Young people want to be earning their own cash so they can treat themselves, save and travel but this means getting a job… sounds easy right, but is it?
Not for everyone. Some young people fall into a category called "NEET" (Not in education, employment, or training). When they're not engaged in school, tertiary or other support systems we tend to find them using Work and Income's "job seekers" support.
"I never wanted to jump on job seekers. I knew it would just make me lazy because I was already getting some type of income. I'm glad I didn't, because I jumped on the Whangārei Youth Service's Start programme and I now have skills and tools to support me in my current work," said Alaek, 16 years old.
Online job seeking is the go-to for young people while job hunting as it's quick, easy and accessible to browse potential career pathways or, fortunately for some, their whanau or friends are able to support with a part-time job.
A major barrier for young people is the question: Do you have reliable transport?

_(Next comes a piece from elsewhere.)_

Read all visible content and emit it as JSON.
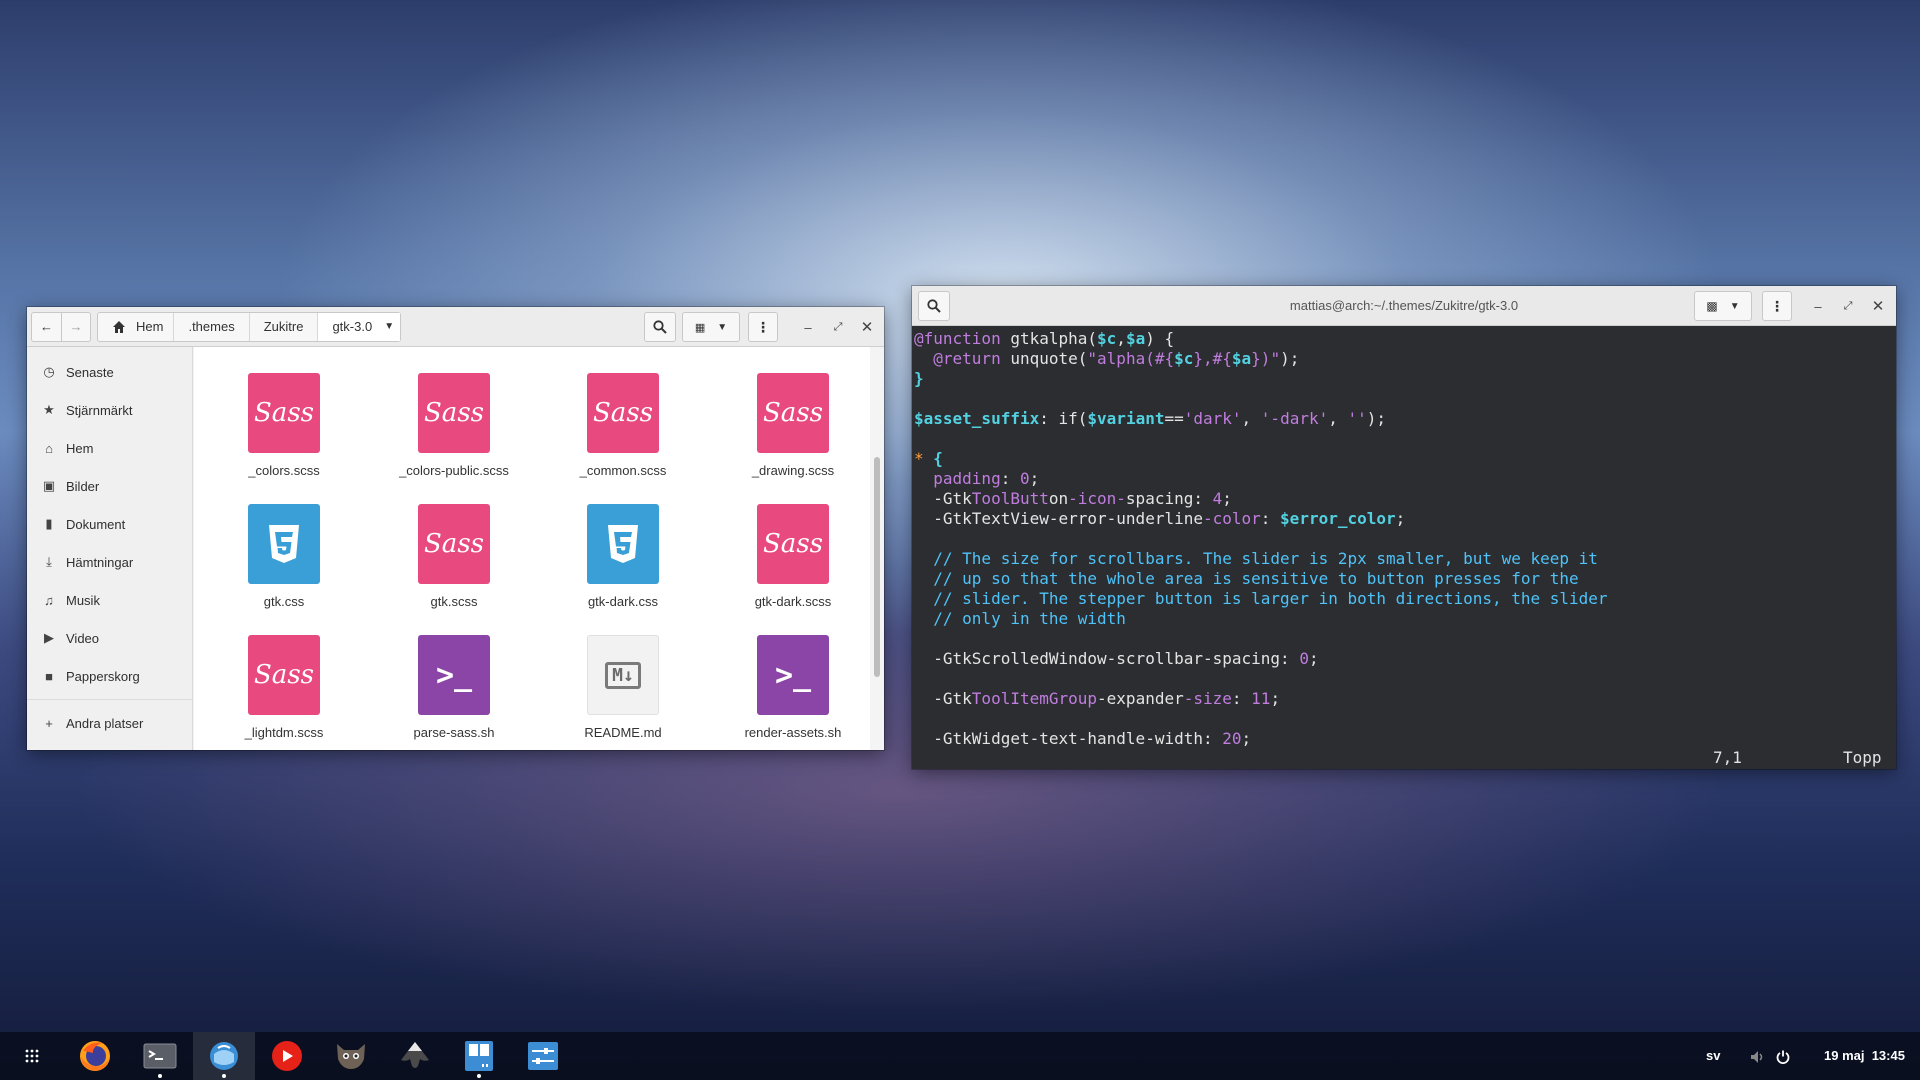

This is asked in nearly every job application. Most young people are wanting a job to save up for their first car and rely on whanau members to support them with getting to and from places.

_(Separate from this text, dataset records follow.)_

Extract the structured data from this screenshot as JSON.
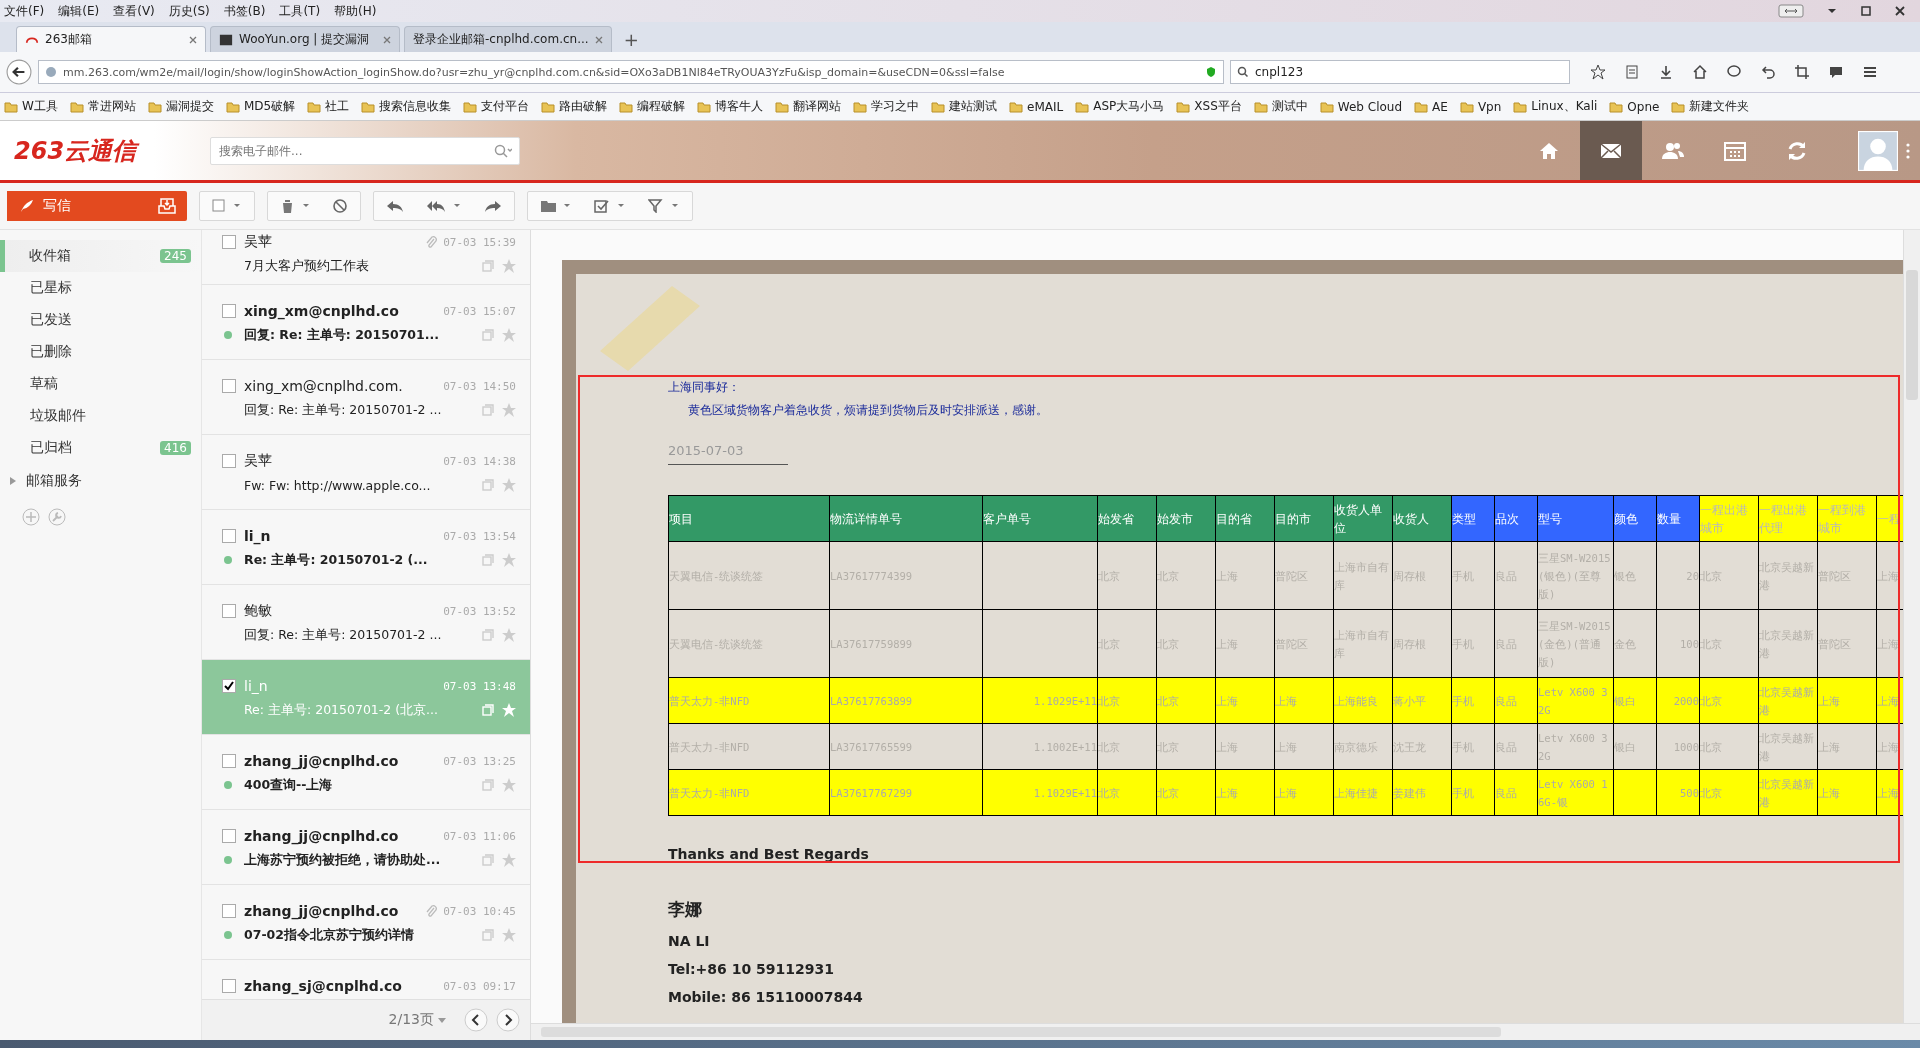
{
  "browser": {
    "menu": [
      "文件(F)",
      "编辑(E)",
      "查看(V)",
      "历史(S)",
      "书签(B)",
      "工具(T)",
      "帮助(H)"
    ],
    "tabs": [
      {
        "title": "263邮箱",
        "selected": true
      },
      {
        "title": "WooYun.org | 提交漏洞",
        "selected": false
      },
      {
        "title": "登录企业邮箱-cnplhd.com.cn...",
        "selected": false
      }
    ],
    "new_tab": "+",
    "url": "mm.263.com/wm2e/mail/login/show/loginShowAction_loginShow.do?usr=zhu_yr@cnplhd.com.cn&sid=OXo3aDB1Nl84eTRyOUA3YzFu&isp_domain=&useCDN=0&ssl=false",
    "search": "cnpl123",
    "bookmarks": [
      "W工具",
      "常进网站",
      "漏洞提交",
      "MD5破解",
      "社工",
      "搜索信息收集",
      "支付平台",
      "路由破解",
      "编程破解",
      "博客牛人",
      "翻译网站",
      "学习之中",
      "建站测试",
      "eMAIL",
      "ASP大马小马",
      "XSS平台",
      "测试中",
      "Web Cloud",
      "AE",
      "Vpn",
      "Linux、Kali",
      "Opne",
      "新建文件夹"
    ]
  },
  "header": {
    "logo": "263云通信",
    "search_placeholder": "搜索电子邮件...",
    "nav": [
      {
        "kind": "home",
        "selected": false
      },
      {
        "kind": "mail",
        "selected": true
      },
      {
        "kind": "contacts",
        "selected": false
      },
      {
        "kind": "calendar",
        "selected": false
      },
      {
        "kind": "sync",
        "selected": false
      }
    ]
  },
  "compose": "写信",
  "select_all": {
    "checked": false
  },
  "folders": [
    {
      "label": "收件箱",
      "count": "245",
      "selected": true
    },
    {
      "label": "已星标",
      "selected": false
    },
    {
      "label": "已发送",
      "selected": false
    },
    {
      "label": "已删除",
      "selected": false
    },
    {
      "label": "草稿",
      "selected": false
    },
    {
      "label": "垃圾邮件",
      "selected": false
    },
    {
      "label": "已归档",
      "count": "416",
      "selected": false
    }
  ],
  "services": {
    "label": "邮箱服务",
    "expanded": false
  },
  "mail": {
    "items": [
      {
        "sender": "吴苹",
        "time": "07-03 15:39",
        "subject": "7月大客户预约工作表",
        "unread": false,
        "checked": false,
        "selected": false,
        "attachment": true
      },
      {
        "sender": "xing_xm@cnplhd.co",
        "time": "07-03 15:07",
        "subject": "回复: Re: 主单号: 20150701...",
        "unread": true,
        "checked": false,
        "selected": false,
        "attachment": false
      },
      {
        "sender": "xing_xm@cnplhd.com.",
        "time": "07-03 14:50",
        "subject": "回复: Re: 主单号: 20150701-2 ...",
        "unread": false,
        "checked": false,
        "selected": false,
        "attachment": false
      },
      {
        "sender": "吴苹",
        "time": "07-03 14:38",
        "subject": "Fw: Fw: http://www.apple.co...",
        "unread": false,
        "checked": false,
        "selected": false,
        "attachment": false
      },
      {
        "sender": "li_n",
        "time": "07-03 13:54",
        "subject": "Re: 主单号: 20150701-2 (...",
        "unread": true,
        "checked": false,
        "selected": false,
        "attachment": false
      },
      {
        "sender": "鲍敏",
        "time": "07-03 13:52",
        "subject": "回复: Re: 主单号: 20150701-2 ...",
        "unread": false,
        "checked": false,
        "selected": false,
        "attachment": false
      },
      {
        "sender": "li_n",
        "time": "07-03 13:48",
        "subject": "Re: 主单号: 20150701-2 (北京...",
        "unread": false,
        "checked": true,
        "selected": true,
        "attachment": false
      },
      {
        "sender": "zhang_jj@cnplhd.co",
        "time": "07-03 13:25",
        "subject": "400查询--上海",
        "unread": true,
        "checked": false,
        "selected": false,
        "attachment": false
      },
      {
        "sender": "zhang_jj@cnplhd.co",
        "time": "07-03 11:06",
        "subject": "上海苏宁预约被拒绝，请协助处...",
        "unread": true,
        "checked": false,
        "selected": false,
        "attachment": false
      },
      {
        "sender": "zhang_jj@cnplhd.co",
        "time": "07-03 10:45",
        "subject": "07-02指令北京苏宁预约详情",
        "unread": true,
        "checked": false,
        "selected": false,
        "attachment": true
      },
      {
        "sender": "zhang_sj@cnplhd.co",
        "time": "07-03 09:17",
        "unread": true,
        "checked": false,
        "selected": false,
        "attachment": false
      }
    ],
    "pager": "2/13页"
  },
  "message": {
    "greeting": "上海同事好：",
    "body": "黄色区域货物客户着急收货，烦请提到货物后及时安排派送，感谢。",
    "date": "2015-07-03",
    "table": {
      "columns": [
        {
          "label": "项目",
          "color": "#339966"
        },
        {
          "label": "物流详情单号",
          "color": "#339966"
        },
        {
          "label": "客户单号",
          "color": "#339966"
        },
        {
          "label": "始发省",
          "color": "#339966"
        },
        {
          "label": "始发市",
          "color": "#339966"
        },
        {
          "label": "目的省",
          "color": "#339966"
        },
        {
          "label": "目的市",
          "color": "#339966"
        },
        {
          "label": "收货人单位",
          "color": "#339966"
        },
        {
          "label": "收货人",
          "color": "#339966"
        },
        {
          "label": "类型",
          "color": "#3366ff"
        },
        {
          "label": "品次",
          "color": "#3366ff"
        },
        {
          "label": "型号",
          "color": "#3366ff"
        },
        {
          "label": "颜色",
          "color": "#3366ff"
        },
        {
          "label": "数量",
          "color": "#3366ff"
        },
        {
          "label": "一程出港城市",
          "color": "#ffff00"
        },
        {
          "label": "一程出港代理",
          "color": "#ffff00"
        },
        {
          "label": "一程到港城市",
          "color": "#ffff00"
        },
        {
          "label": "一程",
          "color": "#ffff00"
        }
      ],
      "rows": [
        {
          "highlighted": false,
          "cells": [
            "天翼电信-统谈统签",
            "LA37617774399",
            "",
            "北京",
            "北京",
            "上海",
            "普陀区",
            "上海市自有库",
            "周存根",
            "手机",
            "良品",
            "三星SM-W2015(银色)(至尊版)",
            "银色",
            "20",
            "北京",
            "北京吴越新港",
            "普陀区",
            "上海"
          ]
        },
        {
          "highlighted": false,
          "cells": [
            "天翼电信-统谈统签",
            "LA37617759899",
            "",
            "北京",
            "北京",
            "上海",
            "普陀区",
            "上海市自有库",
            "周存根",
            "手机",
            "良品",
            "三星SM-W2015(金色)(普通版)",
            "金色",
            "100",
            "北京",
            "北京吴越新港",
            "普陀区",
            "上海"
          ]
        },
        {
          "highlighted": true,
          "cells": [
            "普天太力-非NFD",
            "LA37617763899",
            "1.1029E+11",
            "北京",
            "北京",
            "上海",
            "上海",
            "上海能良",
            "蒋小平",
            "手机",
            "良品",
            "Letv X600 32G",
            "银白",
            "2000",
            "北京",
            "北京吴越新港",
            "上海",
            "上海"
          ]
        },
        {
          "highlighted": false,
          "cells": [
            "普天太力-非NFD",
            "LA37617765599",
            "1.1002E+11",
            "北京",
            "北京",
            "上海",
            "上海",
            "南京德乐",
            "沈王龙",
            "手机",
            "良品",
            "Letv X600 32G",
            "银白",
            "1000",
            "北京",
            "北京吴越新港",
            "上海",
            "上海"
          ]
        },
        {
          "highlighted": true,
          "cells": [
            "普天太力-非NFD",
            "LA37617767299",
            "1.1029E+11",
            "北京",
            "北京",
            "上海",
            "上海",
            "上海佳捷",
            "姜建伟",
            "手机",
            "良品",
            "Letv X600 16G-银",
            "",
            "500",
            "北京",
            "北京吴越新港",
            "上海",
            "上海"
          ]
        }
      ]
    },
    "closing": "Thanks and Best Regards",
    "signature": [
      "李娜",
      "NA  LI",
      "Tel:+86 10 59112931",
      "Mobile: 86 15110007844"
    ]
  }
}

Some young people are suffering from mental illnesses that affect their ability to engage in sustainable employment confidently. Anxiety and depression are increasingly becoming one of the most challenging illnesses they are dealing with while trying to gain fulltime sustainable employment.
The disconnection between business professionals and young people is growing. Employers should ask questions and seek to understand a young person's situation to support them into employment.
Unhealthy living and/or social environments can prohibit young people from being at their best potential, mainly in terms of commitment or reliability. We should work with the community to take responsibility for supporting these young people to make positive changes in their lives.
Young people may not see this as an issue at the time. It's important to work together to find a resolution for both parties. Give them a chance because they are taking that one step closer to being independent and self-reliant, plus you'll make the world a better place.
Working with young people means learning new tricks and sharing your experience and knowledge with them.
Brendon Lewis, team lead of WYS Start shares: "We've found a company that is pro-active with working with us as well as the young person." This is great news, employers working alongside young people, with strong whanau commitments. As this can be challenging when committing to employment, being both open and understanding from each end can result in a resolution.
WYS Start Programme supports 15-24-year-old NEETs into sustainable employment by working with the young person, whanau and the employer.
Its specialty is in supporting young people who are not engaged with other providers or education to gain skills and the necessary tools to get into the employment they wish for, and continuing to support in the long-term.